Fleet Foxes – Helplessness Blues


[youtube=http://www.youtube.com/watch?v=6_XXismYUZs]
“The Shrine/An Argument” Fleet Foxes Helplessness Blues. Sub Pop, May 3, 2011.
I drove up from California to Oregon with an iPod full of music I had never heard before, so I’m processing way more music than I can reasonably write about, but I wanted to say something about the new Fleet Foxes record, Helplessness Blues.
I was not a huge fan of their first album. I thought it was twee, boring, and exactly the wrong kind of retro. Even though their vocal harmonies were a selling point to their fans, I thought they were a crutch to distract from generic, uninspired songwriting.
Helplessness Blues is a big step up, in my opinion. I’m starting to get a sense for a real voice emerging from the pastiche of influences. There’s still plenty of harmony, gauzy production and prog rock-like lyrical nonsense (I went down among the dust and pollen/to the old stone fountain in the morning after dawn/underneath were all these pennies fallen from the hands of children/they were there and then they were gone), but there’s also an effort to assimilate more and varied sounds.

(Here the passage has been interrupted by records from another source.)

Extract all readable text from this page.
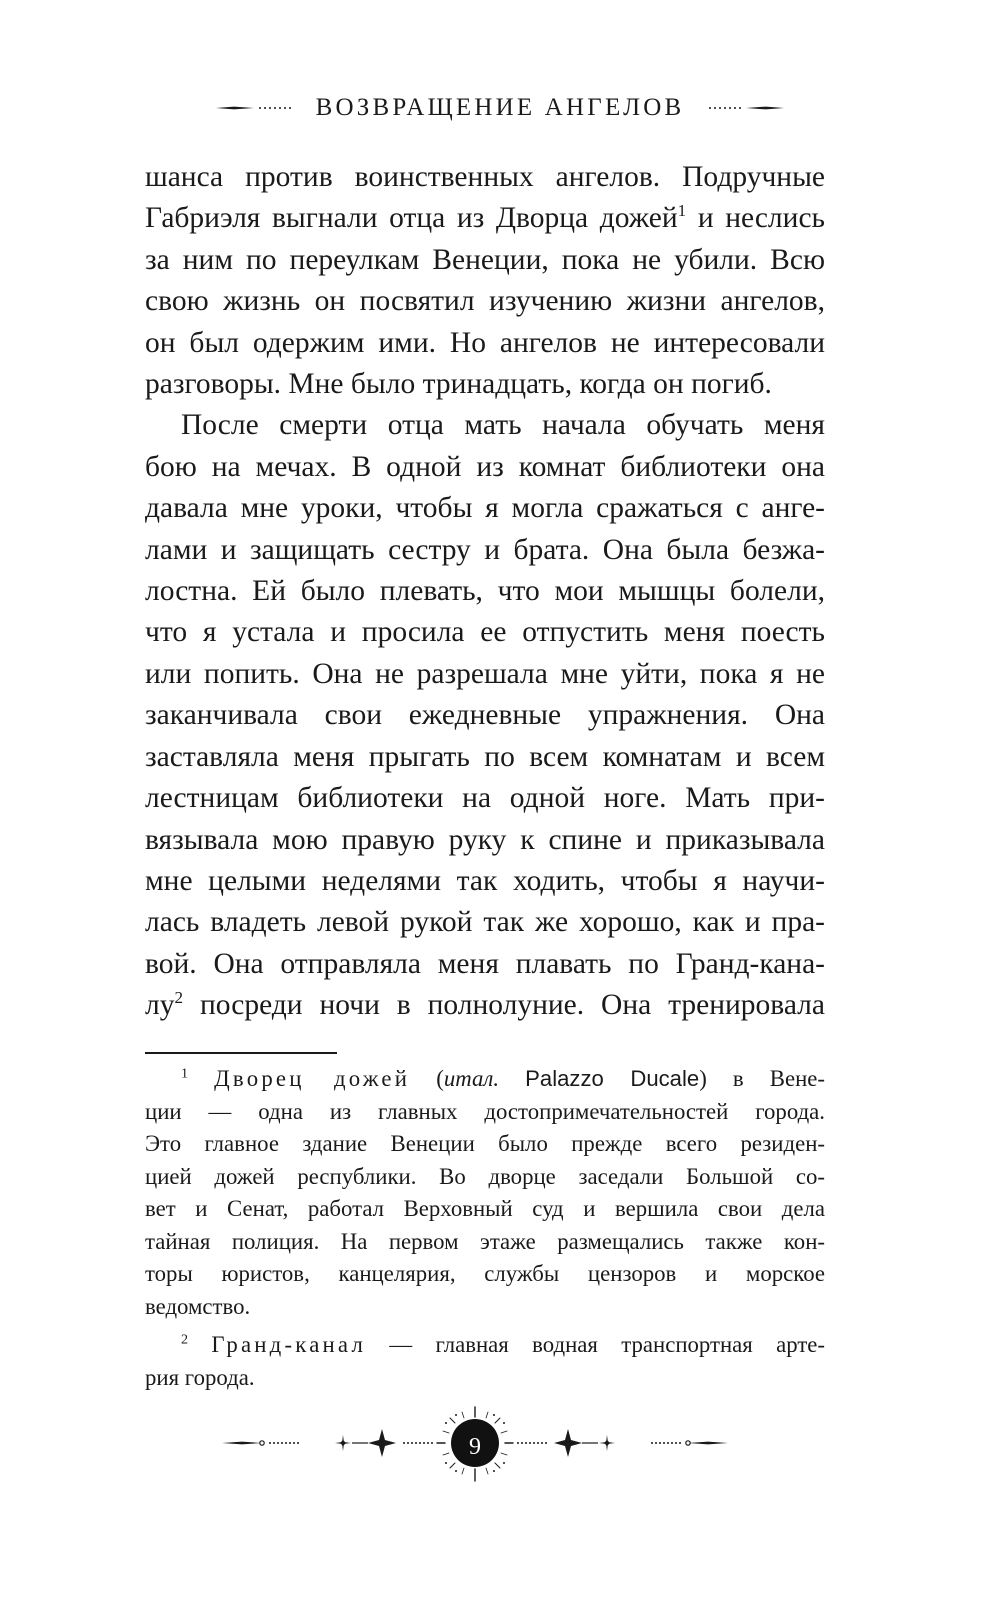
ВОЗВРАЩЕНИЕ АНГЕЛОВ

шанса против воинственных ангелов. Подручные
Габриэля выгнали отца из Дворца дожей$^1$ и неслись
за ним по переулкам Венеции, пока не убили. Всю
свою жизнь он посвятил изучению жизни ангелов,
он был одержим ими. Но ангелов не интересовали
разговоры. Мне было тринадцать, когда он погиб.

После смерти отца мать начала обучать меня
бою на мечах. В одной из комнат библиотеки она
давала мне уроки, чтобы я могла сражаться с анге-
лами и защищать сестру и брата. Она была безжа-
лостна. Ей было плевать, что мои мышцы болели,
что я устала и просила ее отпустить меня поесть
или попить. Она не разрешала мне уйти, пока я не
заканчивала свои ежедневные упражнения. Она
заставляла меня прыгать по всем комнатам и всем
лестницам библиотеки на одной ноге. Мать при-
вязывала мою правую руку к спине и приказывала
мне целыми неделями так ходить, чтобы я научи-
лась владеть левой рукой так же хорошо, как и пра-
вой. Она отправляла меня плавать по Гранд-кана-
$лу^2$ посреди ночи в полнолуние. Она тренировала

$^1$ Дворец дожей (итал. Palazzo Ducale) в Вене-
ции — одна из главных достопримечательностей города.
Это главное здание Венеции было прежде всего резиден-
цией дожей республики. Во дворце заседали Большой со-
вет и Сенат, работал Верховный суд и вершила свои дела
тайная полиция. На первом этаже размещались также кон-
торы юристов, канцелярия, службы цензоров и морское
ведомство.
$^2$ Гранд-канал — главная водная транспортная арте-
рия города.
9
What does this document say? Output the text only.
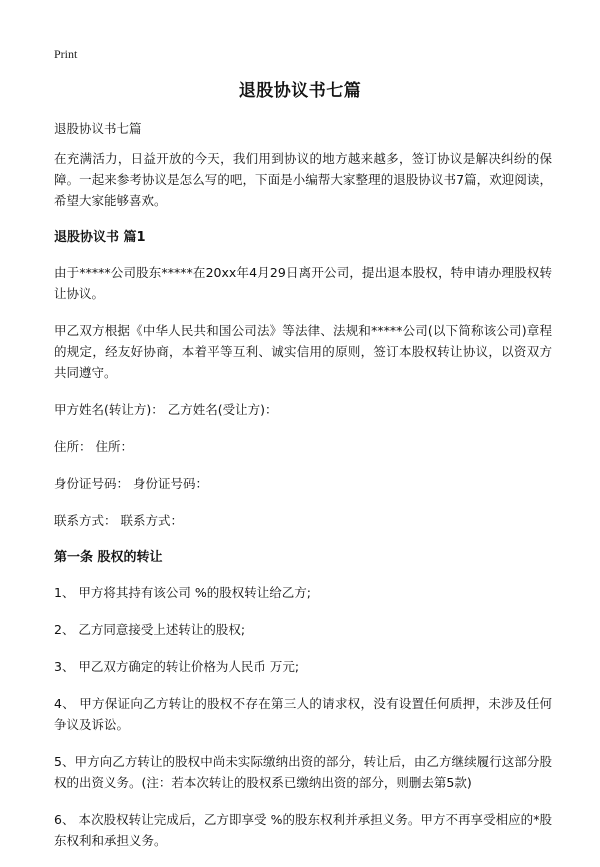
Print
退股协议书七篇

退股协议书七篇

在充满活力，日益开放的今天，我们用到协议的地方越来越多，签订协议是解决纠纷的保障。一起来参考协议是怎么写的吧，下面是小编帮大家整理的退股协议书7篇，欢迎阅读，希望大家能够喜欢。

退股协议书 篇1

由于*****公司股东*****在20xx年4月29日离开公司，提出退本股权，特申请办理股权转让协议。

甲乙双方根据《中华人民共和国公司法》等法律、法规和*****公司(以下简称该公司)章程的规定，经友好协商，本着平等互利、诚实信用的原则，签订本股权转让协议，以资双方共同遵守。

甲方姓名(转让方)： 乙方姓名(受让方)：

住所： 住所：

身份证号码： 身份证号码：

联系方式： 联系方式：

第一条 股权的转让

1、 甲方将其持有该公司 %的股权转让给乙方;

2、 乙方同意接受上述转让的股权;

3、 甲乙双方确定的转让价格为人民币 万元;

4、 甲方保证向乙方转让的股权不存在第三人的请求权，没有设置任何质押，未涉及任何争议及诉讼。

5、甲方向乙方转让的股权中尚未实际缴纳出资的部分，转让后，由乙方继续履行这部分股权的出资义务。(注：若本次转让的股权系已缴纳出资的部分，则删去第5款)

6、 本次股权转让完成后，乙方即享受 %的股东权利并承担义务。甲方不再享受相应的*股东权利和承担义务。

Some songs: “Montezuma” is a well-crafted and catchy opener. “Bedouin Dress” has a violin hook that I really like. The two song stretch of “The Shrine/An Argument” to “Blue Spotted Tail” is absolutely fantastic. “The Shrine” has a searing and devastating vocal performance by Robin Pecknold that transforms into a refrain with a driving groove, making it one of the few Fleet Foxes that rocks in a traditional sense. “An Argument” contains an instrumental tag that is the single most musically interesting thing that I’ve heard from them. Not coincidentally, this is the point in the song where the blurry reverb effects drop out and the music gets to speak for itself. “Blue Spotted Tail” is simply beautiful; it sounds like it’s a Pecknold solo.